When I read that Conchata Ferrell had died, I was suddenly, deeply and surprisingly sad.
She was best known for her portrayal of Berta, the brash unflappable housekeeper in “Two and a Half Men,” and certainly she was my favorite part of that show.
Berta, however, is not what I thought of when I learned of Ferrell’s death. Nor was any other particular role — not Susan Bloom, all cigarettes and crazy statement jewelry in “L.A. Law,” not “Mystic Pizza’s” Leona, with her kerchiefs and secret spices. Not even April from the tragically short-lived “Hot l Baltimore,” no clips of which can be found (at least by me) in the archival universe of the internet.
It was none of those roles, and all of them, and more. It was the relief I felt when I saw that unmistakable silhouette move into view on any screen and waited for what would happen next because I knew it would be good. That electric zip of anticipation when a situation called for her to speak because I knew she would nail whatever bit of exposition, character development or comic relief she had been given firmly to the floor, so that everyone around her could continue their dance with ease.
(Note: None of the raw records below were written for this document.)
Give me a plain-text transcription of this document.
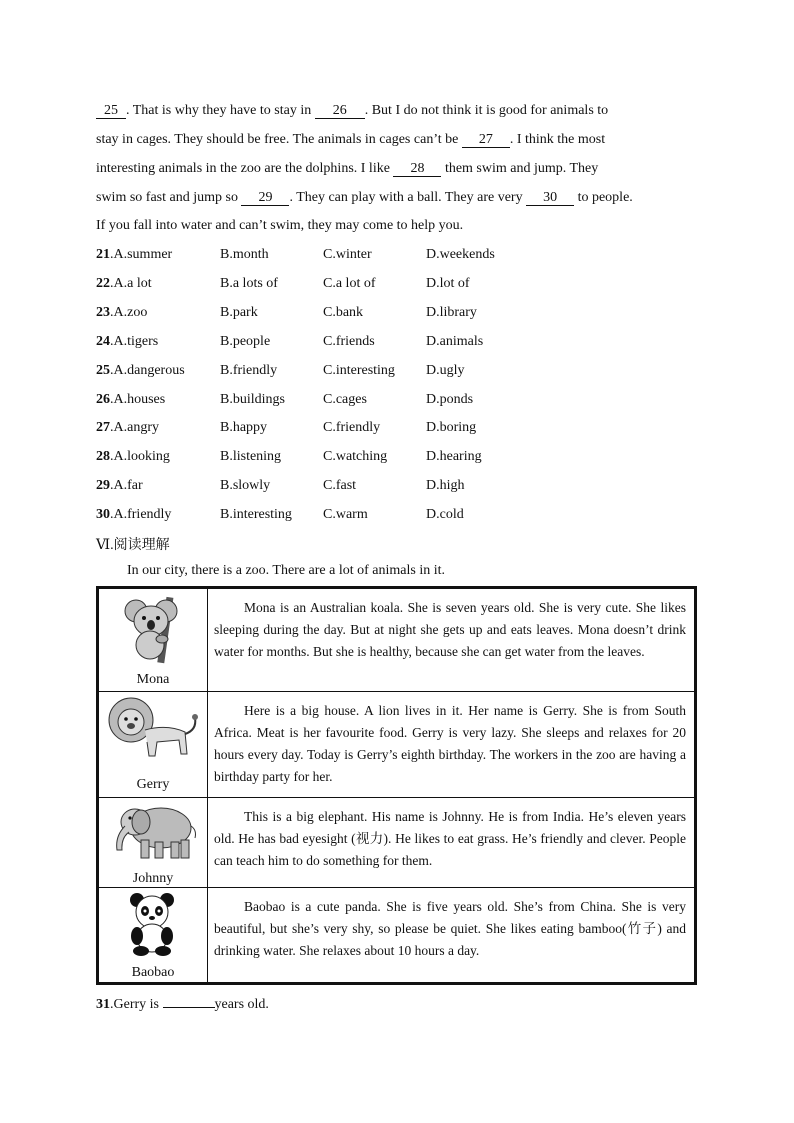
25 . That is why they have to stay in 26 . But I do not think it is good for animals to
stay in cages. They should be free. The animals in cages can’t be 27 . I think the most
interesting animals in the zoo are the dolphins. I like 28 them swim and jump. They
swim so fast and jump so 29 . They can play with a ball. They are very 30 to people.
If you fall into water and can’t swim, they may come to help you.
21.A.summer	B.month	C.winter	D.weekends
22.A.a lot	B.a lots of	C.a lot of	D.lot of
23.A.zoo	B.park	C.bank	D.library
24.A.tigers	B.people	C.friends	D.animals
25.A.dangerous	B.friendly	C.interesting D.ugly
26.A.houses	B.buildings	C.cages	D.ponds
27.A.angry	B.happy	C.friendly	D.boring
28.A.looking	B.listening	C.watching	D.hearing
29.A.far	B.slowly	C.fast	D.high
30.A.friendly	B.interesting C.warm	D.cold
Ⅵ.阅读理解
In our city, there is a zoo. There are a lot of animals in it.
Mona	Mona is an Australian koala. She is seven years old. She is very cute. She likes sleeping during the day. But at night she gets up and eats leaves. Mona doesn’t drink water for months. But she is healthy, because she can get water from the leaves.

Gerry	Here is a big house. A lion lives in it. Her name is Gerry. She is from South Africa. Meat is her favourite food. Gerry is very lazy. She sleeps and relaxes for 20 hours every day. Today is Gerry’s eighth birthday. The workers in the zoo are having a birthday party for her.

Johnny	This is a big elephant. His name is Johnny. He is from India. He’s eleven years old. He has bad eyesight (视力). He likes to eat grass. He’s friendly and clever. People can teach him to do something for them.

Baobao	Baobao is a cute panda. She is five years old. She’s from China. She is very beautiful, but she’s very shy, so please be quiet. She likes eating bamboo(竹子) and drinking water. She relaxes about 10 hours a day.

31.Gerry is	years old.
Ferrell was a character actor, the old-fashioned kind, who with her large and small roles in countless television series from “Maude” to “Grace and Frankie” and the occasional film, burrowed deep into my cultural psyche. I loved Ferrell first and foremost because she looked and sounded like my people red-haired and rotund, but worldly wise and dry rather than jolly. Her brand of comfort came in the form of a narrow appraising look and a flat-voiced but piercing retort that, as the best one-liners do, played more like disinterested observation.
“That’s a lot of tea, Grandma Grace,” she said to Jane Fonda’s character as she poured vodka into a teacup during an attempt to compete with Ferrell’s Grandma Jean in “Grace and Frankie.”
In my memory, no one leaned on a counter with the same kind of expressiveness as Ferrell did, few could so fully pull off the embodiment of “hands on hips” (even when the hands were nowhere near the hips) and no one could infuse a well-dropped “What?” with as much multi-layered meaning.
She was the queen of not taking any crap “Someone ought to ram fried goat cheese up his ass,” Leona says when a snooty food critic appears to disdain her famous Mystic pizza but you knew her characters were filled with heart, which often manifested in the kind of rueful-admiration-in-defeat moment that is typically reserved for male characters. “Nice kick,” her Jan said to Winona Ryder’s Babe after the absolutely insane fight scene in “Mr. Deeds.”
Ferrell was from West Virginia. She played many types of parts but always with a “whadda you lookin’ at?” spine that made her the kind of actor you wanted to see in pretty much everything; like good plain salt, she was rarely showy and always indispensable.